O relatório “Survival of the Richest” (“Sobrevivência dos mais ricos”) foi publicado no dia de abertura do Fórum Económico Mundial em Davos, num momento em que a riqueza extrema e a pobreza extrema aumentam simultaneamente pela primeira vez em 25 anos.
“Enquanto as pessoas comuns estão a fazer sacrifícios diários para ter itens essenciais como comida, os super-ricos superaram até mesmo os seus sonhos mais loucos. Passados apenas dois anos, esta década está a preparar-se para ser a melhor até agora para os bilionários — um estrondoso boom ‘dos anos 20’ para os mais ricos do mundo”, diz Gabriela Bucher, Diretora Executiva da Oxfam International.
Para ilustrar a injustiça fiscal mundial existente, a Oxfam compara a situação de um dos mais conhecidos bilionários e uma vendedora de farinha no Uganda, Aber Christine.

Elon Musk, até há pouco tempo o homem mais rico do mundo, pagou de 2014 a 2018 uma taxa sobre a sua riqueza de 3%. Aber Christine recebe como produto das suas vendas o equivalente a 80 dólares por mês e pagou 40% em impostos.
O 1% mais rico juntou quase dois terços de toda a nova riqueza no valor de US$ 42 triliões criada desde 2020, quase o dobro do dinheiro obtida pelos 99% mais pobres da população mundial, revela o relatório da Oxfam. Se alargarmos a análise à última década, o 1% mais rico capturou cerca de metade de toda a nova riqueza gerada.
Impostos sobre rendimentos dos mais ricos têm diminuído
O relatório mostra que os impostos sobre os mais ricos costumavam ser muito mais altos. Nos últimos quarenta anos, os governos da África, Ásia, Europa e Américas reduziram as taxas de imposto de rendimento dos mais ricos. Ao mesmo tempo, aumentaram os impostos sobre bens e serviços, que recaem desproporcionalmente sobre os mais pobres e exacerbam a desigualdade de género.

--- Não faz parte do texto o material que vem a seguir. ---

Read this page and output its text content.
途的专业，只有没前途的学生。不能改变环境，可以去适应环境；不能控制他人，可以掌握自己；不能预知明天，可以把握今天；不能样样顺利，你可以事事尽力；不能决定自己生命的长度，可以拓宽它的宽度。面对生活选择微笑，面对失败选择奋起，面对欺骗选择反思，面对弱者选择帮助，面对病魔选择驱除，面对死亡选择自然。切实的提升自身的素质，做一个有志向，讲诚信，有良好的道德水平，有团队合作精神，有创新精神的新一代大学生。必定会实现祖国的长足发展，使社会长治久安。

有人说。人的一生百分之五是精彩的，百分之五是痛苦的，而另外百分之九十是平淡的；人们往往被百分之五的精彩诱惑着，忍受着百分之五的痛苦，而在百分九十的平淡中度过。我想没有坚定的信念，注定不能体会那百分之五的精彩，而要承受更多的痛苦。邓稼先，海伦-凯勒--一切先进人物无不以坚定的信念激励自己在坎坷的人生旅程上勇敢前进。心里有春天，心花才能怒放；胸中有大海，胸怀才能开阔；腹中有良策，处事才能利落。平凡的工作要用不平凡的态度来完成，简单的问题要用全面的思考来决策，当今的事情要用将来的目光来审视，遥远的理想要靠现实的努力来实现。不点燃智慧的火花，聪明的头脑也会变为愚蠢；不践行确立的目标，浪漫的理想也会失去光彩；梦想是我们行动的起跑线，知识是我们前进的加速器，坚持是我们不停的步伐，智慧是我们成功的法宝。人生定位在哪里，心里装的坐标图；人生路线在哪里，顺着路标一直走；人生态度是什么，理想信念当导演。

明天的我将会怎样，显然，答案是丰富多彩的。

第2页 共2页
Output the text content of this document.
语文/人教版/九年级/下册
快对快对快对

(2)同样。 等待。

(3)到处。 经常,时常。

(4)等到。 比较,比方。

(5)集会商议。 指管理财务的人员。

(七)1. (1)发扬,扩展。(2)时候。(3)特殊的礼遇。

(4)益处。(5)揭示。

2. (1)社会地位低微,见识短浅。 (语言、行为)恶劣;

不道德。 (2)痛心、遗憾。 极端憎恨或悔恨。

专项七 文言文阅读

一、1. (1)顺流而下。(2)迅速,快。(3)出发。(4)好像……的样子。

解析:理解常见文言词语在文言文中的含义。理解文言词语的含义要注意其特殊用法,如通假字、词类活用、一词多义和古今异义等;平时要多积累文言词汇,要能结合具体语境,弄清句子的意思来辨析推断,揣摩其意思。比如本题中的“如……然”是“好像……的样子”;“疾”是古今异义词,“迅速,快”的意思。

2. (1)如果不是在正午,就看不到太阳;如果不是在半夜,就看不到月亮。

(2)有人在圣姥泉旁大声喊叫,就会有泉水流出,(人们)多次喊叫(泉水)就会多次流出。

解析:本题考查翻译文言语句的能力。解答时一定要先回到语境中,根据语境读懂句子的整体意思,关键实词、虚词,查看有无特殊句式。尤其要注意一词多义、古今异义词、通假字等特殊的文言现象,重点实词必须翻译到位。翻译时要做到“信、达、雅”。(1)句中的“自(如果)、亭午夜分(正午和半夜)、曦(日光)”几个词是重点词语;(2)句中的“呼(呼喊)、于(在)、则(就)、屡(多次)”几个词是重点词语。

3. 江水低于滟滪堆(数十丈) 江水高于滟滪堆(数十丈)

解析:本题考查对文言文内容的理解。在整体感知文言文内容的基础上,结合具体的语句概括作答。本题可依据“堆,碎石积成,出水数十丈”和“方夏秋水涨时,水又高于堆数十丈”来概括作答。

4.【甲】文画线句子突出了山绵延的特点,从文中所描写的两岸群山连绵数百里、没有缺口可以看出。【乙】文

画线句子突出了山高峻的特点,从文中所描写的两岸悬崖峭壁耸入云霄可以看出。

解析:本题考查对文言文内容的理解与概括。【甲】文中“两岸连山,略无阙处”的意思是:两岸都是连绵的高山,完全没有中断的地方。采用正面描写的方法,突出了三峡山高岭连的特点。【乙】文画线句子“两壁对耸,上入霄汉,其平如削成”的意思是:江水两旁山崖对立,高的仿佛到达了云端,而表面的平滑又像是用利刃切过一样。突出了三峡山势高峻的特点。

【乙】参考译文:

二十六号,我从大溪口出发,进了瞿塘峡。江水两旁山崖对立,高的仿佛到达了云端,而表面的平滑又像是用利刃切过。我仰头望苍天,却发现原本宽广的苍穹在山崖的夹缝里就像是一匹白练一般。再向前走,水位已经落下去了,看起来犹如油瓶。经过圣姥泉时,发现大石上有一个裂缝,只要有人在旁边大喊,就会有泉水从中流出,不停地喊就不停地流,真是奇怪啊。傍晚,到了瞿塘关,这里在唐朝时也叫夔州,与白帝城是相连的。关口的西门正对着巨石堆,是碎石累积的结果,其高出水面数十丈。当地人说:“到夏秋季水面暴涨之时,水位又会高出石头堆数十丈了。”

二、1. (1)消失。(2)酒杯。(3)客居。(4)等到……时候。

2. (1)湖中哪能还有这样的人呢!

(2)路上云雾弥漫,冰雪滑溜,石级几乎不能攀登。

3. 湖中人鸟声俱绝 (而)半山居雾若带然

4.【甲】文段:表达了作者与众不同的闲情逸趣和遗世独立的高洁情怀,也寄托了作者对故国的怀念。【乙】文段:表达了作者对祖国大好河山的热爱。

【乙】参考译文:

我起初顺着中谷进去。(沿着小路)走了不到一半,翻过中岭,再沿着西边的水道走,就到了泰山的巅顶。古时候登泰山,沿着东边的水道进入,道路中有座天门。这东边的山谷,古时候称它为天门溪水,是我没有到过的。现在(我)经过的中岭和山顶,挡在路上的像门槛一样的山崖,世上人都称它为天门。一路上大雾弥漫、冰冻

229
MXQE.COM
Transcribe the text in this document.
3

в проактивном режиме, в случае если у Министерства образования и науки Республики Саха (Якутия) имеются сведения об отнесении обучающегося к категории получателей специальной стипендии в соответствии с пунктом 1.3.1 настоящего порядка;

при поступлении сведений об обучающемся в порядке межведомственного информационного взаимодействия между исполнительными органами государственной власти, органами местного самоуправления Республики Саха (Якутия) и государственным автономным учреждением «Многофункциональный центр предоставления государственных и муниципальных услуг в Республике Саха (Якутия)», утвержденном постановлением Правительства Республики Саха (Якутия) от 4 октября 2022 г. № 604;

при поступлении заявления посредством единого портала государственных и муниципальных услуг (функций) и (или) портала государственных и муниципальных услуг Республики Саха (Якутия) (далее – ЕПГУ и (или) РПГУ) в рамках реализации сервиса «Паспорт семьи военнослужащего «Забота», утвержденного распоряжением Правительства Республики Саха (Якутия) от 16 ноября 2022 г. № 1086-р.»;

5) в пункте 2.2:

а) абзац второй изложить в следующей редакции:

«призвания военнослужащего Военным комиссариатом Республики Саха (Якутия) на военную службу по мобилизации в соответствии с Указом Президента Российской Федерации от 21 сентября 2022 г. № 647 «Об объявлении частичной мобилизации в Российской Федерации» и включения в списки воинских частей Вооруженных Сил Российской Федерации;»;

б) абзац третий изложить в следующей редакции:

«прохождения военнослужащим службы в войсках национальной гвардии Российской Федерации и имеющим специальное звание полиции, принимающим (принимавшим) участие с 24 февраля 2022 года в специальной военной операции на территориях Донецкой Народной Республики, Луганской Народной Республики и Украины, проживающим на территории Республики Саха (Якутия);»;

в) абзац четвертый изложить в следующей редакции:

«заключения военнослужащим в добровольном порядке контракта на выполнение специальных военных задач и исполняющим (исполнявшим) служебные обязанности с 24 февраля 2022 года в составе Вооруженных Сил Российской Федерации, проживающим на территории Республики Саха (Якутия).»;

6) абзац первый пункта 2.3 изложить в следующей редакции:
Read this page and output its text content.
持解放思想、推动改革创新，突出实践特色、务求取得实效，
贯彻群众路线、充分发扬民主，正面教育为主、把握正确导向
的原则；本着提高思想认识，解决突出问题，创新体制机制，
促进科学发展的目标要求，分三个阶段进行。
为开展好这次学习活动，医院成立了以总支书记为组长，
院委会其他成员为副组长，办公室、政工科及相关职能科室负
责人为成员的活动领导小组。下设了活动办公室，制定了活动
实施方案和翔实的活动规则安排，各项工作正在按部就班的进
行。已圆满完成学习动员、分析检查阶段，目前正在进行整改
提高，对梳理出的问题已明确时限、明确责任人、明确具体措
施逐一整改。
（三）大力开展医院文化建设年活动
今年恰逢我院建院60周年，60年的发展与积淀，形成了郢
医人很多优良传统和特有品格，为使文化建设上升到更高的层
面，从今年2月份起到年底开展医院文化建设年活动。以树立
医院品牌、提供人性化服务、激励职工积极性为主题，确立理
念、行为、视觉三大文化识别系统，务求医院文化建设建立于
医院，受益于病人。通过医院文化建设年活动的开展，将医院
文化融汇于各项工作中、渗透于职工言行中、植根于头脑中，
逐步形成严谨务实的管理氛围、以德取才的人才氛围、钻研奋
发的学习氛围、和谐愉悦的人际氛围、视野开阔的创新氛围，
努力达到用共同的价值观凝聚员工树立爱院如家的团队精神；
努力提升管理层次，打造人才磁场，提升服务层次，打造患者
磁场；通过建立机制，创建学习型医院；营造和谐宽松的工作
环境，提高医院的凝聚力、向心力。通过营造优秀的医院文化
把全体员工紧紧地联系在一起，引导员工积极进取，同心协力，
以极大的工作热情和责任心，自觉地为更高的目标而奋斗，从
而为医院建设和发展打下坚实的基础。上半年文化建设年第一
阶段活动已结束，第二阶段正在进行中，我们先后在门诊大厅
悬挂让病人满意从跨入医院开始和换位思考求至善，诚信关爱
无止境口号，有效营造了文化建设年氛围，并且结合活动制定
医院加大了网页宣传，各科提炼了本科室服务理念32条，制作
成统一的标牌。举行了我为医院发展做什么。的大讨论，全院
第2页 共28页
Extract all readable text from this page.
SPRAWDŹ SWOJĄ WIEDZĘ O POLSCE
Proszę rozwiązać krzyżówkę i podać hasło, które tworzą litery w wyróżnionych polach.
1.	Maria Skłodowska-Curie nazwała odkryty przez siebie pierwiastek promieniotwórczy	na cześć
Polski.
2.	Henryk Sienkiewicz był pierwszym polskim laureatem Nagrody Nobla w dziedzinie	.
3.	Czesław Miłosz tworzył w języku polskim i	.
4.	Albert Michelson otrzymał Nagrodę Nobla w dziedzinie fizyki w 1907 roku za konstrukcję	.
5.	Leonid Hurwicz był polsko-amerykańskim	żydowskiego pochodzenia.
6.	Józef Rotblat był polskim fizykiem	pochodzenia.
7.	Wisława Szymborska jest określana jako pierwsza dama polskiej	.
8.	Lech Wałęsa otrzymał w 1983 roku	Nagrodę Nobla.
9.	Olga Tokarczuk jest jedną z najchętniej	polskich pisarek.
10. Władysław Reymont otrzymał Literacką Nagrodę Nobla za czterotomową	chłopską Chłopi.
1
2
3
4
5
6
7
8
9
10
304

“Tributar os super-ricos e as grandes organizações é a porta de saída para as crises sobrepostas de hoje. É hora de demolirmos o mito conveniente de que os cortes de impostos para os mais ricos levam a que as suas riquezas, de alguma forma “escorram” para todos os outros. Quarenta anos de cortes de impostos para os super-ricos mostraram que uma maré alta não levanta todos os navios — apenas os superiates”, refere a Oxfam.

O documento destaca ainda o facto de a riqueza bilionária ter aumentado em 2022 com o rápido aumento dos lucros com alimentos e energia. O relatório mostra que 95 empresas de alimentos e energia a nível mundial mais do que duplicaram os seus lucros em 2022. Elas obtiveram US$ 306 biliões em lucros inesperados e pagaram US$ 257 biliões (84%) desses lucros a acionistas ricos.
A dinastia Walton, dona de metade do Walmart, recebeu US$ 8,5 biliões no ano passado, aponta a Oxfam.
O bilionário indiano Gautam Adani, proprietário de grandes empresas de energia, viu essa riqueza aumentar em US$ 42 biliões (46%) apenas em 2022. Segundo o documento, o excesso de lucros corporativos gerou pelo menos metade da inflação na Austrália, nos Estados Unidos e no Reino Unido. Ao mesmo tempo, pelo menos 1,7 bilião de trabalhadores vivem agora em países onde a inflação supera os salários e mais de 820 milhões de pessoas — aproximadamente uma em cada dez pessoas na Terra — passam fome.
O Banco Mundial diz que provavelmente estamos a assistir ao maior aumento na desigualdade global e na pobreza desde a Segunda Guerra Mundial.
Aceda aqui ao relatório:
O mais curioso é que, em 2022, um grupo de mais de 100 membros dos indivíduos mais ricos do planeta subscreveu uma carta aberta, na qual pediu aos governos que revissem as leis fiscais para tornar a tributação mais justa e ajudar a reduzir o abismo entre ricos e pobres.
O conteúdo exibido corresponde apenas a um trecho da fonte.